DECIDED SEPTEMBER 8, 1945. At the June term 1945, of Morgan superior court, Nick Morakis filed a timely motion for a change of venue and alleged therein that on June 4, 1945, he was indicted for the murder of Fred Adams, "death being caused by a wound inflicted by a pistol on May 26, 1945, at the hands of the defendant;" that on the date of the indictment the case was set for trial on June 25, 1945; that "the defendant moves for a change of venue on the ground that there is probability or danger of lynching, or other violence being attempted to be committed on said defendant if he is allowed to remain and be tried in Morgan County, Georgia, where the crime is alleged to have been committed." The solicitor-general filed an answer, denying that there was "danger of violence or lynching to the defendant if tried in Morgan County." Upon the hearing of the motion and after the introduction of evidence by the defendant and the State, the motion was overruled, and that judgment is assigned as error.

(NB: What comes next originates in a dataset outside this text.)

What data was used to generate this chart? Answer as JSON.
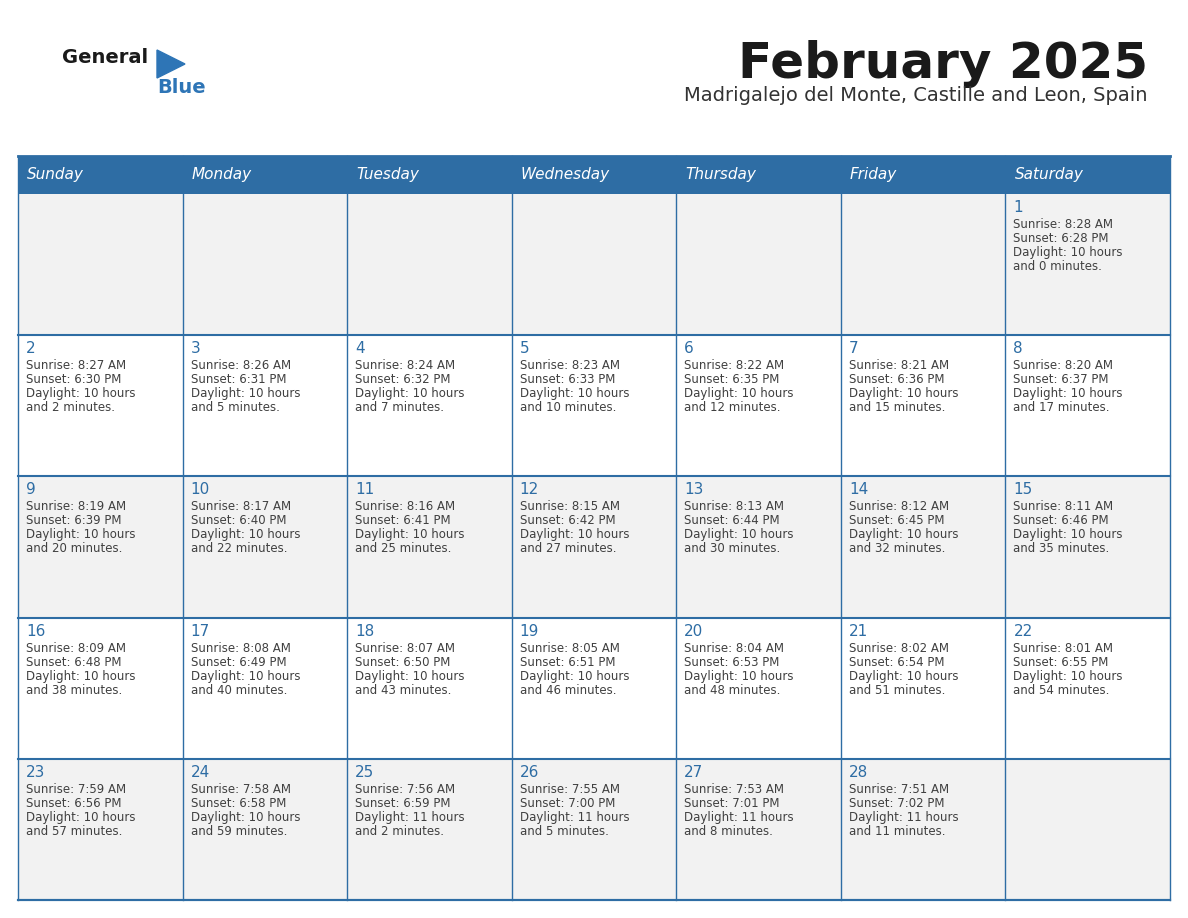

The motion was drawn under the provisions of the Code, § 27-1201. That section provides that upon the hearing of such a motion, "if the evidence submitted shall reasonably show that there is probability or danger of lynching, or other violence, then it shall be mandatory on said judge to change the venue to such county as, in his judgment, will avoid such lynching." But it is well settled by repeated decisions of the Supreme Court and this court that, while it is mandatory upon the judge, under the above-cited Code section, to change the venue if the evidence should reasonably *Page 791 show a probability or danger of lynching or other violence, "it is primarily a question for the judge upon the hearing of such petition to determine from the evidence whether or not such probability or danger of lynching or other violence exists; and where the evidence upon such issue conflicts, the judgment . . denying the defendant's motion to change the venue will not be reversed, unless manifestly erroneous. Where the evidence fails to reasonably show the probability or danger of lynching or other violence, it is not error on the part of the judge to refuse to change the venue." Broxton v. State, 24 Ga. App. 31 (99 S.E. 635); Rawlings v. State, 33 Ga. App. 826 (127 S.E. 881); Wilson v. State, 28 Ga. App. 574 (112 S.E. 295);Wilburn v. State, 140 Ga. 138 (78 S.E. 819); Shepherd v.State, 141 Ga. 527 (81 S.E. 441); Nix v. State, 22 Ga. App. 136 (95 S.E. 534); Grenoble v. State, 41 Ga. App. 663 (154 S.E. 304).
In the instant case the evidence, while conflicting, amply authorized the trial judge to find that it failed to reasonably show that the defendant was in danger of being lynched or of having other violence committed upon him if he were tried in Morgan County.
The cases cited in behalf of the accused are distinguished from this case by their particular facts.
Judgment affirmed. MacIntyre and Gardner, JJ., concur.